Kurz bevor ich die Tür öffnete, hielt mir Lance diese plötzlich auf. Sein Gesicht war angespannt, doch er schien es mit einem Lächeln überdecken zu wollen.

"Wo kommst du denn her?", fragte ich überrascht und sah lächelnd zu ihm auf, als er neben mir weiter den Gang entlang lief.

"Wollte auch gerade gehen.", sagte Lance knapp und rückte kurz an dem Gurt seines Rucksackes herum. Es war weder eine Spur von einem Lächeln, noch wirkliche Gesprächigkeit vorhanden. Er lief einfach neben mir weiter und schien sich den Kopf über etwas zu zerbrechen.

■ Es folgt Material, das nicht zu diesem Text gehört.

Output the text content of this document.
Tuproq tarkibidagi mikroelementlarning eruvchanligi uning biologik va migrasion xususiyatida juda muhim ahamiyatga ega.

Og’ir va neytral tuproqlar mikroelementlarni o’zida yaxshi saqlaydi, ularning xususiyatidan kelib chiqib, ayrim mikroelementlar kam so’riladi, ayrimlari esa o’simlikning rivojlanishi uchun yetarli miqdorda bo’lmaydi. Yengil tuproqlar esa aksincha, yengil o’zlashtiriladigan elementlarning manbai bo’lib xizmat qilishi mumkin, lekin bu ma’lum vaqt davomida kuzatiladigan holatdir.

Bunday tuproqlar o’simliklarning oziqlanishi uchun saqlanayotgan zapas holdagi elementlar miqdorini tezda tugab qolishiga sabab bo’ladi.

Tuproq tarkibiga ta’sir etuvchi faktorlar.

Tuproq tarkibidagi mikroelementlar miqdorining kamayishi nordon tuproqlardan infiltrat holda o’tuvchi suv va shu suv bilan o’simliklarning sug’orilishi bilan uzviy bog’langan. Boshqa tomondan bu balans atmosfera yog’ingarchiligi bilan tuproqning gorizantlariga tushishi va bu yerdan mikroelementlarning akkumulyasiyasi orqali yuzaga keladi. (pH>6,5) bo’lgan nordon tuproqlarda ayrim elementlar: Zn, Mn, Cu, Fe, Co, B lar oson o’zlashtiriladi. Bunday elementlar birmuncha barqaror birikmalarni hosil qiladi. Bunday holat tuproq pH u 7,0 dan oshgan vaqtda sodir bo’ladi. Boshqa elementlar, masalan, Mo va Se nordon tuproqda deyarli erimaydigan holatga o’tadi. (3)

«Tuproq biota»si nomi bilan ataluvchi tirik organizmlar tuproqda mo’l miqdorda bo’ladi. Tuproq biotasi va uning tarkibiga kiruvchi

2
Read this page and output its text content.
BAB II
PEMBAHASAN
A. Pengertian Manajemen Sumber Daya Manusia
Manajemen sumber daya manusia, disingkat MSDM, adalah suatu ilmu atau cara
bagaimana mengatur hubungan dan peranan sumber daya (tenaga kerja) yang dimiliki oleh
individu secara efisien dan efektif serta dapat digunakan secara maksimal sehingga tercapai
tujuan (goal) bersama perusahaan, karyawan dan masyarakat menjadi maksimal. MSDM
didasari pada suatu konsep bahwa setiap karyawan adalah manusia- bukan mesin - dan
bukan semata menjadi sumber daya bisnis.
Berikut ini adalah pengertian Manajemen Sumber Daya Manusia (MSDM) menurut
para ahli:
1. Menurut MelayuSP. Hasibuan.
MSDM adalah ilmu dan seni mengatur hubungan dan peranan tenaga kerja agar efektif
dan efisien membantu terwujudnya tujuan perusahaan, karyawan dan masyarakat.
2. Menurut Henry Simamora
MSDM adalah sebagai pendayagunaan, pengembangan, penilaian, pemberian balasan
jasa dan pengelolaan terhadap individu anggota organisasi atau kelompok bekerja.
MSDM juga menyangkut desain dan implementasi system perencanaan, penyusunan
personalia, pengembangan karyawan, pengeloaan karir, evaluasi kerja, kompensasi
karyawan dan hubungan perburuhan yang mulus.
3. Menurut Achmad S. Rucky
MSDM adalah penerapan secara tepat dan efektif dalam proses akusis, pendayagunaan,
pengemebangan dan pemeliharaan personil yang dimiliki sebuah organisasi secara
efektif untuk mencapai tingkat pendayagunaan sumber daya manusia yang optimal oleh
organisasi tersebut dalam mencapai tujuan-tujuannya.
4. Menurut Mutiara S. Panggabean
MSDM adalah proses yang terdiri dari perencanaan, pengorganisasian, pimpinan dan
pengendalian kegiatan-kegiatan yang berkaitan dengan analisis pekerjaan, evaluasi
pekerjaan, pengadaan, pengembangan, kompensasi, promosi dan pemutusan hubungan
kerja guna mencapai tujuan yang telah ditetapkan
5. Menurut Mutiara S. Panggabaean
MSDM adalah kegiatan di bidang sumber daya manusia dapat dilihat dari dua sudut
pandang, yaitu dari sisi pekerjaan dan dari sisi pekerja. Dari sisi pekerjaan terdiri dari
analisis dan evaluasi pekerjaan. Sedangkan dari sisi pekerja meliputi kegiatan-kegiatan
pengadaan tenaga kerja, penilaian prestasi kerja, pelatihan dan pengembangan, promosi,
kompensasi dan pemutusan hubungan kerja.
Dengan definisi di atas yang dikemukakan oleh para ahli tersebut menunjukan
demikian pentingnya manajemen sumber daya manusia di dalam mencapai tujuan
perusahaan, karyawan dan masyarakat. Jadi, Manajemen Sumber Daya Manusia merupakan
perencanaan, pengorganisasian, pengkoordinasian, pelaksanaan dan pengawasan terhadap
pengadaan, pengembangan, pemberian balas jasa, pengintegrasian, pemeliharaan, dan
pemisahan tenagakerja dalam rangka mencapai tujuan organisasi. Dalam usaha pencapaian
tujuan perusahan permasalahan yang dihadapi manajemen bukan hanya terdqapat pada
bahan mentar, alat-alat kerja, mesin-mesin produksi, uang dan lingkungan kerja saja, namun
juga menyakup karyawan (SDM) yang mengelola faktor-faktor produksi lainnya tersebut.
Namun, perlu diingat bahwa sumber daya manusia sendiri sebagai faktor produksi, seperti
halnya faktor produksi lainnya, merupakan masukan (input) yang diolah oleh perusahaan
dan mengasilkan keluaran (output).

"Jetzt sag schon. Was ist los?", fragte ich, ehe ich einfach so stehen blieb. Lance bemerkte es erst nach ein paar Schritten und wandte sich dementsprechend überrascht um. Sein Kiefer mahlte, als er sich durch die Haare raufte.

P.O.V Lance

Ich sah zu ihr, während ich angestrengt überlegte. Der Todestag meiner Mutter kam immer näher. Auch wenn man sich irgendwann mit so einer Situation wie dem Tod einer geliebten Person abfindet, kann man nie richtig abschließen. Ich meine, ich hatte keine Mutter. Es fehlte einfach etwas in meinem Leben und das merkt man an solchen Tagen einfach besonders. Meine Großeltern kamen meistens zu Besuch um uns 'Beistand zu leisten'. Meiner Familie schien es was zu bringen. Meine Geschwister unternahmen meist etwas mit meinen Großeltern, doch ich machte da so gut wie nie mit. Ich zog mich lieber in mein Zimmer oder auf den Friedhof zurück. Sonst kam ich fast nie zu dem Grab meiner Mum, aber an diesem Tag schien ich es ihr einfach schuldig zu sein. Manchmal begleitete mich Lorenzo, welcher wohl am schwersten mit dem Tod unserer Mutter zu kämpfen hatte, aber das ist eine andere Geschichte.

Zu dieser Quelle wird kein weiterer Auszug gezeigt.